Morning Business News, Tuesday 24 November: Lloyds Banking Group, Standard & Poor's, Tesco, JPMorgan Chase and Rolls Royce.

 

Lloyds Banking Group shares (LON:LLOY) are up 1.22% on the FTSE 100 this morning as investors whole heartedly back the latest capital raising issue by the bank.

Today's share price rise follows impressive gains yesterday that saw shares rise from 88.18p to close at 91.47p.

Lloyds Banking Group today launches the UK’s largest rights issue to raise £13.5bn ($22bn), offering investors new shares at 36p each, a huge discount, ahead of a shareholder vote on Thursday.

The rights issue is part of a £22.5bn capital raising that aims to repair the bank’s balance sheet after its ill-fated 2008 takeover of HBOS.

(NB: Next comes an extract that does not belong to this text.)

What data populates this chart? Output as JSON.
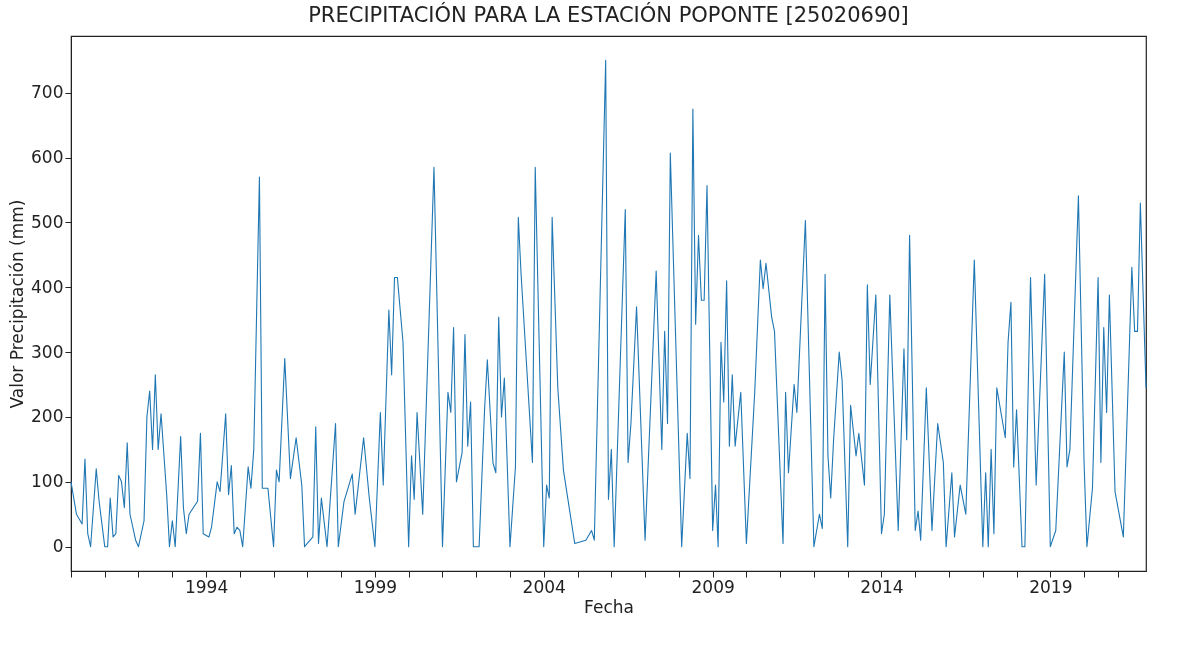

Lloyds Banking is expected to price the new shares at just over 36p, allocating about four shares for every three that investors currently own, the FT reports.

Standard & Poor's


Standard & Poor's has given warning that nearly all of the world's big banks lack sufficient capital to cover trading and investment exposure, risking further downgrades over the next 18 months unless they move swiftly to beef up their defences.

Every single bank in Japan, the US, Germany, Spain, and Italy included in S&P's list of 45 global lenders fails the 8pc safety level under the agency's risk-adjusted capital (RAC) ratio. Most fall woefully short, reports the Telegraph.

Tesco


Tesco (LON:TSCO) charges up to 3p a litre more for petrol than its rivals in areas where it faces no local competition, according to data seen by The Times. A snapshot of petrol prices across Britain reveals that Tesco charged 109.9p a litre for unleaded petrol at 164 locations.

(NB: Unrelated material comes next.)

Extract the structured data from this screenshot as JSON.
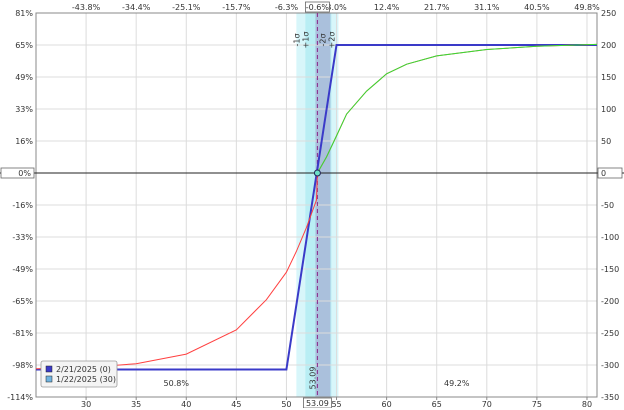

Only two Morrisons and eight Sainsbury’s charged as high a price.

No branches of Asda did. The effect is even more pronounced with diesel: Tesco charges 6p a litre more at its most expensive store than at its cheapest.

JPMorgan Chase


Jamie Dimon, chief executive JPMorgan Chase (NYSE:JPM), is being discussed as a potential successor to Tim Geithner when the current US Treasury Secretary to hang up his hat.

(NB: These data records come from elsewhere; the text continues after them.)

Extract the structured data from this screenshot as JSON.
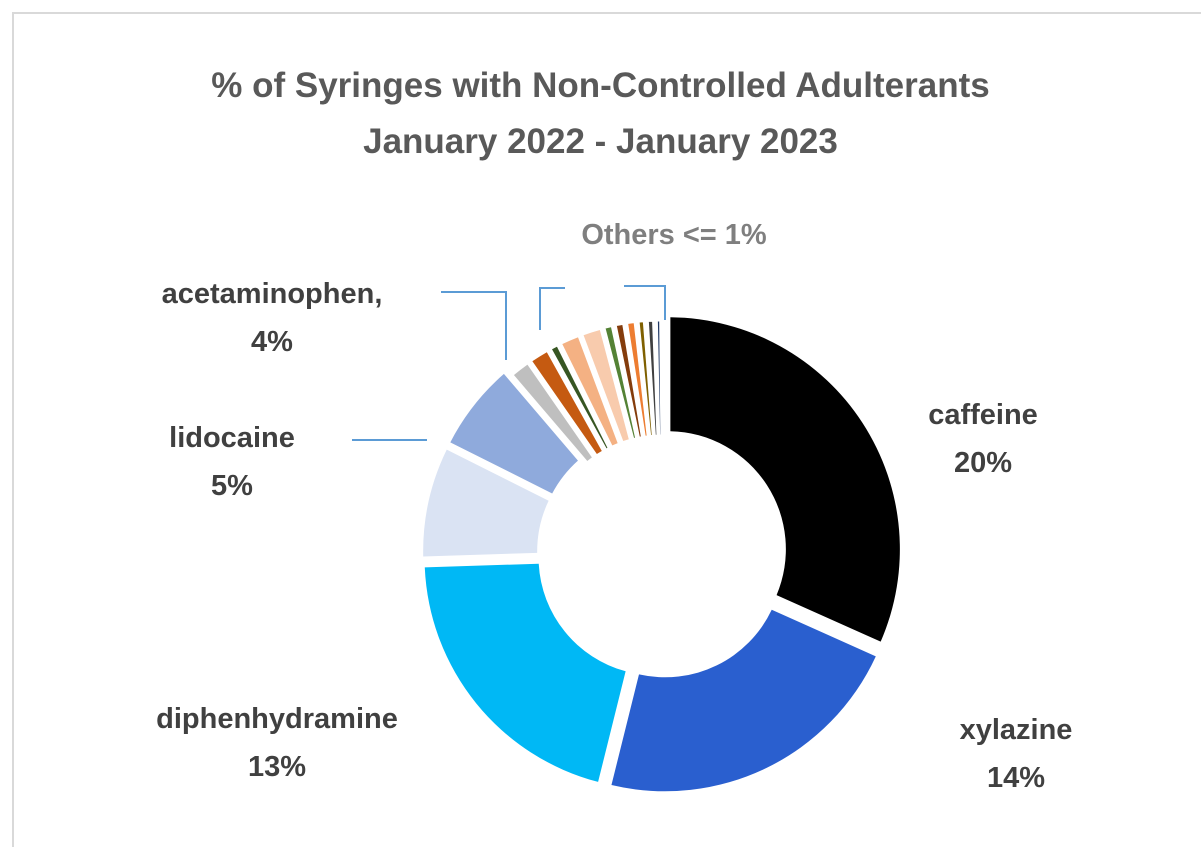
{
  "chart_data": {
    "type": "pie",
    "variant": "donut",
    "title": "% of Syringes with Non-Controlled Adulterants",
    "subtitle": "January 2022 - January 2023",
    "slices": [
      {
        "label": "caffeine",
        "value": 20,
        "display_value": "20%",
        "color": "#000000"
      },
      {
        "label": "xylazine",
        "value": 14,
        "display_value": "14%",
        "color": "#2a5fcf"
      },
      {
        "label": "diphenhydramine",
        "value": 13,
        "display_value": "13%",
        "color": "#00b8f5"
      },
      {
        "label": "lidocaine",
        "value": 5,
        "display_value": "5%",
        "color": "#dae3f3"
      },
      {
        "label": "acetaminophen",
        "value": 4,
        "display_value": "4%",
        "color": "#8faadc"
      },
      {
        "value": 1,
        "color": "#bfbfbf"
      },
      {
        "value": 1,
        "color": "#c55a11"
      },
      {
        "value": 0.5,
        "color": "#375623"
      },
      {
        "value": 1,
        "color": "#f4b183"
      },
      {
        "value": 1,
        "color": "#f8cbad"
      },
      {
        "value": 0.5,
        "color": "#548235"
      },
      {
        "value": 0.5,
        "color": "#843c0c"
      },
      {
        "value": 0.5,
        "color": "#ed7d31"
      },
      {
        "value": 0.4,
        "color": "#7f6000"
      },
      {
        "value": 0.4,
        "color": "#404040"
      },
      {
        "value": 0.3,
        "color": "#203864"
      }
    ],
    "group_label": "Others <= 1%",
    "legend": "none"
  }
}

Dimon, who successfully steered JPMorgan Chase through the choppy waters of the global financial crisis, is thought of as a strong candidate to take over from Mr Geithner when the time comes, the Telegraph reports.

Rolls Royce


Rolls-Royce (LON:RR) could lose a $1.5bn (£903m) contract awarded only five months ago by Gulf Air after the carrier announced a big change in strategy.

The Bahrain-based airline said yesterday that it would renegotiate contracts with Airbus, Boeing and Rolls-Royce for new long-haul aircraft and engines as it seeks to save $2.65 billion over the next five years, the Times reports.

Rolls Royce shares are down 0.98% on the FTSE 100 on the news.